I will assume the Axiom of Choice throughout.
Let $X$ be any infinite set, with $|X|=\kappa$, and for any $n\in\mathbb{N}$, let $X^n$ be the set of ordered $n$-tuples.
There is a surjection from $X^n$ to the collection of all subsets of $X$ with at most $n$ elements, namely the map that takes the $n$-tuple $(x_1,\ldots,x_n)$ to the subset $\{x_1,\ldots,x_n\}$. That means that
$$\mathcal{P}_n(X) = \{A\subseteq X\mid |A|=n\}$$
has cardinality at most that of $X^n$.
But for infinite cardinals $\kappa$, $\kappa\times\kappa = \kappa$ if we assume the Axiom of Choice (in fact, this is equivalent to AC), from which it follows by induction that $\kappa^n = \kappa$ for all $n\in\mathbb{N}$. So $|\mathcal{P}_n(X)| \leq |X^n| = \kappa$. Moreover, $\kappa\leq |\mathcal{P}_n(X)|$ (biject $X$ with $X-\{x_1,\ldots,x_{n-1}\}$ for some subset of exactly $n-1$ elements to get that there are at least $|X|$ subsets with $n$ elements). So $|\mathcal{P}_n(X)| = |X|=\kappa$.
Thus, if we let
$$\mathcal{P}_{\lt\infty}(X) = \{A\subseteq X \mid |A|\lt\aleph_0\},$$
then
$$\begin{align*}
\left|\mathcal{P}_{\lt\infty}(X)\right| &= \left|\bigcup_{n\in\mathbb{N}}\mathcal{P}_n(X)\right|\\
&= \sum_{n\in\mathbb{N}}\left|\mathcal{P}_n(X)\right|\\
&\leq \sum_{n\in \mathbb{N}}\kappa\\
&= |\mathbb{N}|\kappa = \aleph_0\kappa = \kappa,
\end{align*}$$
with the last equality because if we assume the Axiom of Choice, and $\kappa$ and $\lambda$ are any two cardinals, at least one infinite and neither one equal to $0$, then $\kappa+\lambda = \kappa\lambda = \max\{\kappa,\lambda\}$.

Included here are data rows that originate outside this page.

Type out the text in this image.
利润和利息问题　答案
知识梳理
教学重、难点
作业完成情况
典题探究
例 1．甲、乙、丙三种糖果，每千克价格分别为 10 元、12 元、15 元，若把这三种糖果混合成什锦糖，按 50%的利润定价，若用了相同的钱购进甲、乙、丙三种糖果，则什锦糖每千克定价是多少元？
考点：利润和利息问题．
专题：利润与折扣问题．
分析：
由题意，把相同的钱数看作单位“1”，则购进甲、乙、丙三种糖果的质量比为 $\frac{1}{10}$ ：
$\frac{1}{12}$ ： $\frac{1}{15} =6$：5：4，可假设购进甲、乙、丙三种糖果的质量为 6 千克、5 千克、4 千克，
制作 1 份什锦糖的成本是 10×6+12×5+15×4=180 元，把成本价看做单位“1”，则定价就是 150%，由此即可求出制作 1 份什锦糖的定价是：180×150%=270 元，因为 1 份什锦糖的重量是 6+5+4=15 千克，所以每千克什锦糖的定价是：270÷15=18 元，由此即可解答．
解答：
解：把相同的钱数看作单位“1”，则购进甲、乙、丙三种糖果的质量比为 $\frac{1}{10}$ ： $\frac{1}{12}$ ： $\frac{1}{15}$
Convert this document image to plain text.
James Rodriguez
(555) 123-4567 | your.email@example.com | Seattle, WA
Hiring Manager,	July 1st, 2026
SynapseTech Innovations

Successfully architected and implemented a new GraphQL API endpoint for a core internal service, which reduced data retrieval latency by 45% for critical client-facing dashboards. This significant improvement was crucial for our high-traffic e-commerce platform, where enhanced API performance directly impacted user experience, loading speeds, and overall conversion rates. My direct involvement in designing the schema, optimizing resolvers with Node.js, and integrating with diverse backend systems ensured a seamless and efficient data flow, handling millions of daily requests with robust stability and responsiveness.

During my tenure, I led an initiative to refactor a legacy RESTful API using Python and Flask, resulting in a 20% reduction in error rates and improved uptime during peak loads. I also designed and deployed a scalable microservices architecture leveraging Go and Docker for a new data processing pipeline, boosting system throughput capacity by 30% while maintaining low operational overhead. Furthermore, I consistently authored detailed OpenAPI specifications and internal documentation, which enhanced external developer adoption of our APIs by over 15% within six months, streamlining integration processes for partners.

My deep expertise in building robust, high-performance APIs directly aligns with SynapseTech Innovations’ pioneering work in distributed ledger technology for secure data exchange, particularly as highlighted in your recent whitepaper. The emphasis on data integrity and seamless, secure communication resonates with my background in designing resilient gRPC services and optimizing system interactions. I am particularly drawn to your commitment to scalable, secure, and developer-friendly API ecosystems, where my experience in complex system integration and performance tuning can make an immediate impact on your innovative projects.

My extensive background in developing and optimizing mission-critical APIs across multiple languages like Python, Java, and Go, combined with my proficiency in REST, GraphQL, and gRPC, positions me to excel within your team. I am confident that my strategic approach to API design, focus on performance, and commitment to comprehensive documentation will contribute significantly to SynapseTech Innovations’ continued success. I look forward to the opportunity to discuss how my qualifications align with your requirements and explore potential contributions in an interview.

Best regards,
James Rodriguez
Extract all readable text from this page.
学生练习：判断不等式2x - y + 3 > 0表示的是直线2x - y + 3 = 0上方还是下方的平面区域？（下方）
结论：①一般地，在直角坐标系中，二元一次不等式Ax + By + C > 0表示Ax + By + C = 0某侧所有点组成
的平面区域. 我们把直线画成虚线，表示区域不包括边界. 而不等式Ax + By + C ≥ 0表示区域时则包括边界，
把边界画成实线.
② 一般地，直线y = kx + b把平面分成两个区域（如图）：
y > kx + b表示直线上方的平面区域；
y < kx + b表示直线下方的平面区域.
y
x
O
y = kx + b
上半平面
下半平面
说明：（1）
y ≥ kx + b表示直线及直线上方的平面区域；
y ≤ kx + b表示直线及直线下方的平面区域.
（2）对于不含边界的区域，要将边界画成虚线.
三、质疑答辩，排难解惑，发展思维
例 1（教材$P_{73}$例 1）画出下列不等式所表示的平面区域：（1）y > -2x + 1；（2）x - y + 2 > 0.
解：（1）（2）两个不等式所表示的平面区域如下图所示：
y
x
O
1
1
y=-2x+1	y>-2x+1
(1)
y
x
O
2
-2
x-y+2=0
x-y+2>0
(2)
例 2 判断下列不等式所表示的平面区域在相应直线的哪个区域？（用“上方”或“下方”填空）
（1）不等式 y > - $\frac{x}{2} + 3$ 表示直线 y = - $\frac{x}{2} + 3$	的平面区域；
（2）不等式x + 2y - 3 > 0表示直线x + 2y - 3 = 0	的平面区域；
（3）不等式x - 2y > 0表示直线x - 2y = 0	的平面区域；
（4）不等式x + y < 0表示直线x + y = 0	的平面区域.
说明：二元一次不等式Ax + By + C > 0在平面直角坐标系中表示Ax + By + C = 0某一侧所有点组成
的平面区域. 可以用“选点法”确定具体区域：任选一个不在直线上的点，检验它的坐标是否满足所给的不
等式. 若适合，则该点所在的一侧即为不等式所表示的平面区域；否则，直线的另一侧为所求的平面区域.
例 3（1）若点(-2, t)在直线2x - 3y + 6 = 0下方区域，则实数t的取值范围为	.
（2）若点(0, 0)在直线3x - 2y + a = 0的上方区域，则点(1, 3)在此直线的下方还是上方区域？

Now, for each $A\in \mathcal{P}_{\lt\infty}(X)$, the subgroup of $S_X$ with support contained in $A$ has $n!$ elements, where $|A|=n$. Therefore,
$$\begin{align*}
|S_X| &\leq \sum_{A\in\mathcal{P}_{\lt\infty}(X)} |S_A|\\
&\leq \sum_{A\in\mathcal{P}_{\lt\infty}(X)} \aleph_0\\
&= |P_{\lt\infty}(X)|\aleph_0 = \kappa\aleph_0 = \kappa.
\end{align*}$$
On the other hand, if we fix $x\in X$ and consider all transpositions of the form $(x,y)$ with $y\in X-\{x\}$, then we have that $|S_X$ has at least $|X|=\kappa$ elements. Therefore, $|S_X| = \kappa$.
That is: if $X$ is infinite, then the group of permutations of $X$ with finite support has cardinality $|X|$.